Malgré un durcissement de la fiscalité, l’investissement locatif demeure attrayant mais implique, désormais, une véritable réflexion stratégique et patrimoniale pour profiter des quelques outils qui n’ont pas été mis en cause. La location meublée, de toute évidence, est le mieux d’entre eux.

« Est-ce que l'activité de loueur en meublé est bien un eldorado fiscal et patrimonial ?....Visionnez la vidéo réalisée par le Centre de Gestion agréé CGAction, qui vous présente de manière objective le statut de LMNP en cliquant sur ce lien : »

http://www.cgaction.fr/sesame-info/gestion-sesame-info/gestion-patrimoine-lactivite-de-loueur-en-meuble

Face à certaines insécurités de quelques modèles économiques, mes convictions de l’immobilier géré sont fortes et notamment en 2013 sur les résidences étudiantes et affaires qui à mon sens paraissent plus sécurisées patrimonialement que d'autres résidences services (notamment les résidences de tourisme) :


- Ce sont de vrais actifs immobiliers d'habitation: Sans gestionnaire ces résidences redeviennent des immobiliers classiques, et peuvent être occupées, revendus sur le marché traditionnel. Mais faut-il bien choisir la qualité de l'emplacement proche des commerces, des transports.  

- Des prix bien moins chers : Pour un budget de 160000€ centre d'une grande ville, vous pouvez acheter 2 studios. Exemple : Studio Paris de 20m2 gestion Réside Etude : 92.000€ht et studio Montpellier gestion Nexity : 69.000€htStudio Paris de 20m2 gestion Réside Etude : 92.000€ht et studio Montpellier gestion Nexity : 69.000€ht 

- Des résidences bien entretenues, bien mieux que certains immeubles d'habitations "classiques" : Ces résidences sont des fonds de commerce qu'il faut entretenir pour capter et garder la clientèle sur place. Un gardien, une équipe d'accueil  (lié aux services pour la TVA via le CGI) entretiennent, nettoient, réparent, quotidiennement les parties communes et appartements. D'autre part, régulièrement dans le prix du loyer demandé aux étudiants un nettoyage est compris une fois toutes les "x" période. 

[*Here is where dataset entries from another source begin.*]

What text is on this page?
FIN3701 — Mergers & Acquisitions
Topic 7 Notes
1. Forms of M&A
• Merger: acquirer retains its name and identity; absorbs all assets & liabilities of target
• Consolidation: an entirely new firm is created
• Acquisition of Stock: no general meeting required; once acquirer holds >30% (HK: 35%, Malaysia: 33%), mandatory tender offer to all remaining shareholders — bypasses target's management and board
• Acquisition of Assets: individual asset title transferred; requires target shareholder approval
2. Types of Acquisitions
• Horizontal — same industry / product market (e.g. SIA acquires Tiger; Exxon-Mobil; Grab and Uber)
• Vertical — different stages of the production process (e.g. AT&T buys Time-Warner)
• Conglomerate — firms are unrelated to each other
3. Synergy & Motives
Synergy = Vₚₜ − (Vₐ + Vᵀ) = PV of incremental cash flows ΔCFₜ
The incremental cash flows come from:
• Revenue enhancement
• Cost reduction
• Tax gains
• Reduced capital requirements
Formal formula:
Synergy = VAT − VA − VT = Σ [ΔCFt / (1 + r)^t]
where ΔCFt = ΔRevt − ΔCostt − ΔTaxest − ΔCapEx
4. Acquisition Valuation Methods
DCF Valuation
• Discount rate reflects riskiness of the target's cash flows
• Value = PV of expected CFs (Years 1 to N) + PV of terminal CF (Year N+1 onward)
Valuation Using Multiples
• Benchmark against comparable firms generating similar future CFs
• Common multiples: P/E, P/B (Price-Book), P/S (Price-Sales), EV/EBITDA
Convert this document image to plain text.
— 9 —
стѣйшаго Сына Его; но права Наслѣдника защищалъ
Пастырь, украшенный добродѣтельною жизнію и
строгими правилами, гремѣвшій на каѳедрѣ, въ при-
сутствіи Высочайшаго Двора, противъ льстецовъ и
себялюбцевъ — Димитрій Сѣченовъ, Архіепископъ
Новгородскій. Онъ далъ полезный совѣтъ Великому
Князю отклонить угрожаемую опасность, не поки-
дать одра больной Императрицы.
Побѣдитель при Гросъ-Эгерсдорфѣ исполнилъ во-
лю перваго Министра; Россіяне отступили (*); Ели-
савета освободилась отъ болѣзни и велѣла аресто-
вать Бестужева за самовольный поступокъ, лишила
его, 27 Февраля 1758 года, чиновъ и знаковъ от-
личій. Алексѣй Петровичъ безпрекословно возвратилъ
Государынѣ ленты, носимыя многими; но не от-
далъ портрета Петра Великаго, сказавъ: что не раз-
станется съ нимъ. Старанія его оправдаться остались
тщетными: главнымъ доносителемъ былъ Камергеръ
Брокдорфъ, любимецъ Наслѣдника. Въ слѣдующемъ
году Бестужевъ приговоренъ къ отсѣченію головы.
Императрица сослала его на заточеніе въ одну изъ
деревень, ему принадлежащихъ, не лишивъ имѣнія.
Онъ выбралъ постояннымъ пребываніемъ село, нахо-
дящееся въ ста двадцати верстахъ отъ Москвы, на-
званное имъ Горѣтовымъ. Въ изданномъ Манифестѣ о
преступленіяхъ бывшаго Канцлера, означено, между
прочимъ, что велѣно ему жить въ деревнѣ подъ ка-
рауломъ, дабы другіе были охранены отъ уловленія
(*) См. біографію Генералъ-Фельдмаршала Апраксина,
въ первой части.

- Une forte demande en étudiant presqu'aussi élevée qu'en EHPAD : Le nombre est relativement stable depuis plusieurs années, toujours supérieur à̀ 2,2 millions d’étudiants. +  de 60 % des étudiants quittent le domicile parental pour poursuivre leurs études. Selon les estimations du Ministère de l’Enseignement supérieur et de la Recherche, 2 359 200 étudiants se sont inscrits à la rentrée 2011. D’après les études prospectives réalisées par le Ministère à partir du nombre futur de bacheliers pour la prochaine décennie, 2 517 900 étudiants seraient inscrits dans l’enseignement supérieur en 2020, soit plus de 150 000 de plus qu’aujourd’hui. Donc plus d’1,5 million de jeunes de statut étudiant ont donc besoin de trouver un logement à la rentrée. Avec près de 80% de demandes en logements étudiants non satisfaites par le parc public et les résidences collectives privées, les besoins supplémentaires en logements pour étudiants seraient aujourd’hui estimés à 250 000 lits pour les 15 plus grandes agglomérations (en pièce jointe l'étude 2012 réalisée par le groupe mondial CBRE souvent consulté par les institutionnels : « Le logement étudiant en France Janvier 2012.pdf »). 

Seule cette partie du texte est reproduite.